VAT exemption in the intra-Community supplies of goods for supply chain. Judgment of the ECJ of July 26th, 2017. Toridas
Supply chain means those sales where there are two or more deliveries of goods (usually at an international level) but a single transport of the goods to its final destination. Where such deliveries take place within the VAT territory of the Community it is really important to establish the correct treatment for tax purposes in respect of the application of the VAT exemption for intra-Community supplies of goods defined in Article 138 of Directive 2006/112/EC of the VAT.
The European Court of Justice has ruled again on the application of this exemption in the event of a supply chain, following a dispute between a Lithuanian company and the Lithuanian Tax Administration. In the light of the facts set out in the judgment, the Lithuanian company (Toridas) sold goods to a company identified for VAT purposes in Estonia, while the buyer undertaking to transport the goods outside Lithuania and to provide Toridas with documentary proof of such departure. The invoices issued by Toridas indicated that the place of delivery and loading of the goods was in the warehouses in Lithuania.
As regard the Estonian company, the same day it purchases the goods those are sold to customers identified for VAT purposes in other Member States. Part of the goods were immediately delivered to those other Member States without passing through Estonia, while another part of the goods were stored in Lithuania to be calibrated, glazed and packaged before being transported directly to the final acquirer in the other Member States.
Although Toridas applied the VAT exemption to the sales, considering those sales as intra-Community supplies of goods, the Tax Administration understood that they could not be treated as such but as domestic supplies, subject to and not exempt from VAT, in Lithuania. The company appealed against the decision and the national court asks the EU Court how to classify the first supplies as they were followed by subsequent supplies and only one transport exists, so it does not know which of the two deliveries should be classified as an exempt intra-community supply of goods. In addition, it points out that the fact that the intermediary is identified for VAT purposes in Estonia, a possible refusal of exemption of the first supplies could entail a double taxation. Finally, it questions whether the fact that part of the goods is processed before being sent to the Member State affects the previous reply.

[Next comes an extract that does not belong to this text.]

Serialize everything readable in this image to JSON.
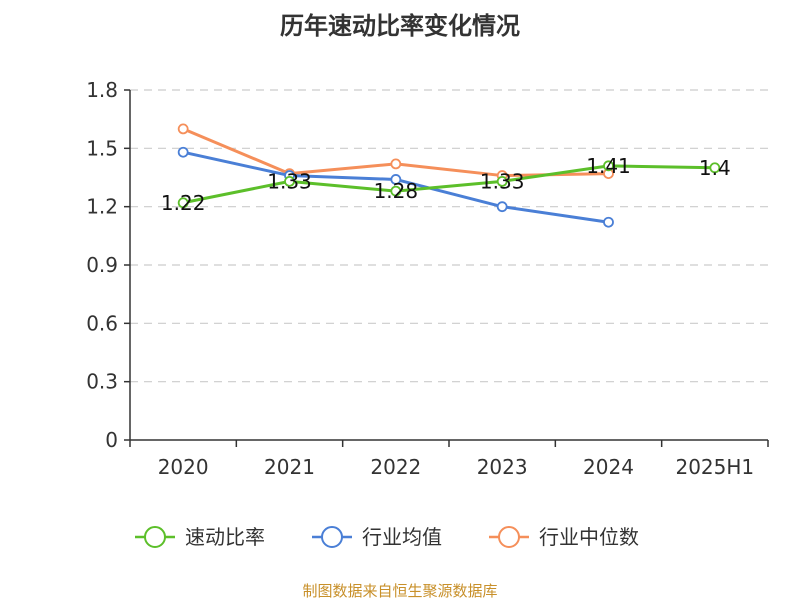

With regard to the first question, i.e. whether the exemption of intra-Community supplies of goods should be applied where, prior to delivery, the buyer informs the supplier that the goods are to be resold immediately to a taxable person established in another Member State, the Court recalls the conditions linked to that exemption: (a) transfer of the power of disposal as owner, (b) proof that the goods have been dispatched and (c) the goods have physically left the territory of the Member State of delivery. The Court also points out that an intra-Community supply has as its corollary an intra-Community acquisition, so that both have an identical meaning and scope, and the latter can only be classified as such when the goods have been dispatched or transported to the purchaser, son an intra-Community supply may not be deemed to exist if the goods have not been transported to the purchaser.
The Court recalls that in the case of supply chain, with a single transport, it can only be linked to one of the two supplies, which will be exempt from tax. For such purposes an overall assessment must be made of all the circumstances. In particular, it is decisive to know when the second transfer of the power of disposal to the final purchaser took place, so that if it takes place before the intra-Community transport takes place, it can no longer be attributed to the first delivery. In this case, the delivery made by the intermediary takes place before the commencement of the transport, in addition to the fact that the intermediary was not the recipient of the goods, so the first sale should be qualified as a domestic supply of goods subject to and not exempt from VAT. The identification of the buyer in a different Member State is not a sufficient criterion itself for the classification of an intra-Community transaction.
Finally, with regard to the second question, the Court states that the processing of goods does not form part of the material requirements laid down in Article 138 providing for the exemption of intra-Community supplies and does not therefore affect their classification as such.
A copy of the judgment with case number C-386/16 is attached.